The Kullback-Liebler (KL) divergence is a fundamental equation of information theory that quantifies the proximity of two probability distributions. If the true probability distribution of a sequence of events is denoted by P, then for any distribution Q that is used to model or approximate the true distribution P, the information lost in the process is the KL Divergence.

D_{KL} (P||Q) = ∑_{i} P_{i} log_{2} (P_{i} / Q_{i})

As you can see that this quantity can be related to the mutual information that we had used earlier for feature selection. Mutual Information is the KL Divergence of the joint distribution of feature and class P(Class, Feature) from the product of their marginal distributions P(Class)*P(Feature).
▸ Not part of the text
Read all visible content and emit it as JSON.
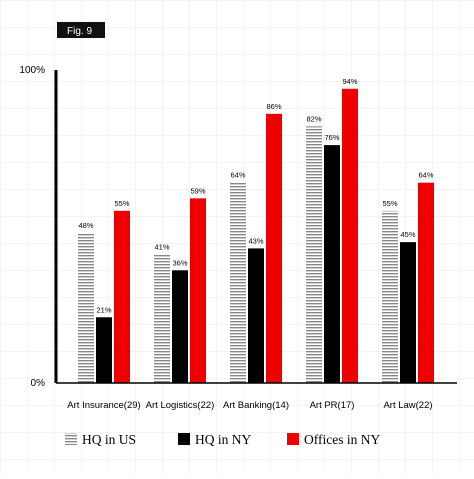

Given that we know the joint distribution P(Class, Feature) i.e. the probability a document containing both feature F and belonging to class C, if we approximate it with P(Class)*P(Feature), our approximation is correct if and only if the feature F is independent of class C, but if given that, for documents belonging to class C, the probability of feature F occurring in those documents is higher than any other documents, then our approximation has errors as it does not account for this additional information gain. Higher the KL divergence, higher is the divergence of the feature from being equally probable in all classes.

Given that the feature F is contained inside N documents, and it is observed that out of N documents, N_{1} belongs to class c_{1}, N_{2} to class c_{2} and N_{3} to class c_{3}. What is the likelihood of observing this distribution given that the feature is equally likely to be present in all the 3 classes ?

Likelihood = N!/(N_{1}! N_{2}! N_{3}!) (1/3)^{N}

Then finding the average log likelihood of the above quantity, we get :

L = (1/N) log (N!/(N_{1}! N_{2}! N_{3}!) (1/3)^{N})

Using Stirling’s approximation log N! ≈ N log N – N, for large values of N, we get

L = (1/N) (N log N – N – N_{1} log N_{1} – N_{2} log N_{2} – N_{3} log N_{3} + N_{1} + N_{2} + N_{3} – N log 3)

= (1/N) (N log N – N_{1} log N_{1} – N_{2} log N_{2} – N_{3} log N_{3} – N log 3), since N_{1} + N_{2} + N_{3} = N

= (1/N) (- N_{1} log (3N_{1}/N)- N_{2} log (3N_{2}/N) – N_{3} log (3N_{3}/N))

If we denote P_{i} = (N_{i }/N) and Q_{i} = 1/3, then we see that the above average log likelihood equals – ∑_{i} P_{i} log_{2} (P_{i} / Q_{i}), i.e. the negative of the KL Divergence.

Hence KL Divergence measures the negative of the average log likelihood of observing the joint probability distribution P(Class, Feature) given that the feature is equally probable in all the classes i.e. features are selected randomly with replacement from a feature space and put in documents without any information which class the document belongs to.